I'm slowly learning that I can be joyful during this pregnancy. It's more than okay to allow my God to remove my pain, my heartache and replace my heart with joy! Oh the joy I've been longing for!
Monday, September 5, 2016
Finding joy. Joy has been a huge struggle for me this pregnancy. From the moment we found out our family would be growing again, my mind was filled was worry, anxiety, stress, and deep down in there somewhere I was happy. I'll never forget laying on the ultrasound table and hearing that tiny little heartbeat. The heartbeat of my perfectly healthy baby. I broke down. The emotions of being pregnant after a loss have been more than I would have ever imagined. I found myself in yet another whirlwind.

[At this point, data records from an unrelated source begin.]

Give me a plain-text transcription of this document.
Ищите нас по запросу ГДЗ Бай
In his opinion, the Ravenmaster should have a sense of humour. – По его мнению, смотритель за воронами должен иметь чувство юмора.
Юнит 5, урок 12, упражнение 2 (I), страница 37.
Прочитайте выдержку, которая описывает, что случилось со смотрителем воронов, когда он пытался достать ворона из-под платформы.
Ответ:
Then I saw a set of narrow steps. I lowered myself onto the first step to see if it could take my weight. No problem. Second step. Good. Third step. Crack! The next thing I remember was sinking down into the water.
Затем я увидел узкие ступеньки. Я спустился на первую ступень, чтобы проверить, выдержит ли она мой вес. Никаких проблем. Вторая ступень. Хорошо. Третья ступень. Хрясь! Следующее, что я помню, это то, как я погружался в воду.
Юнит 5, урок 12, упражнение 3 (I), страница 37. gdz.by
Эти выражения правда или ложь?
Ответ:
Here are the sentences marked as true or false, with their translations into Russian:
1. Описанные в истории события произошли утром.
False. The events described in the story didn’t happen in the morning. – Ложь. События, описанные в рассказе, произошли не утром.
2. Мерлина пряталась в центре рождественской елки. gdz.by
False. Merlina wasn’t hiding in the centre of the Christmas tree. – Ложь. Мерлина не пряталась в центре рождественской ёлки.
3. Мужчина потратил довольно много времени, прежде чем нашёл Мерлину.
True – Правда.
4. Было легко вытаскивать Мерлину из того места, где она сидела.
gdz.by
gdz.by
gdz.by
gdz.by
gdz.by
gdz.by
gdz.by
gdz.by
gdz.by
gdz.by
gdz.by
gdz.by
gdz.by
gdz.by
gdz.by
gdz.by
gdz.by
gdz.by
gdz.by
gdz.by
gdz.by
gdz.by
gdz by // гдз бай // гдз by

How could I find joy in this pregnancy when I was supposed to be pregnant with my other baby!? My baby who never had a chance. How was my heart supposed to fill with joy at the thought of enduring pregnancy and bringing a child earth side when deep down I was still hurting? Please don't get me wrong, I WAS happy, but happiness is just an emotion, a temporary emotion that can range from contentment to extremes pleasure. Happiness wasn't supposed to be what I was feeling. I longed for joy! Joy is not an emotion, joy is an attitude of the heart, more of a permanent state. I begged and pleaded for unwavering joy, to have a heart overflowing. Yet, I found myself so bogged down, having rushed myself through the stages of grief. I was simply just okay. Okay with life moving on, okay with the pain, just okay.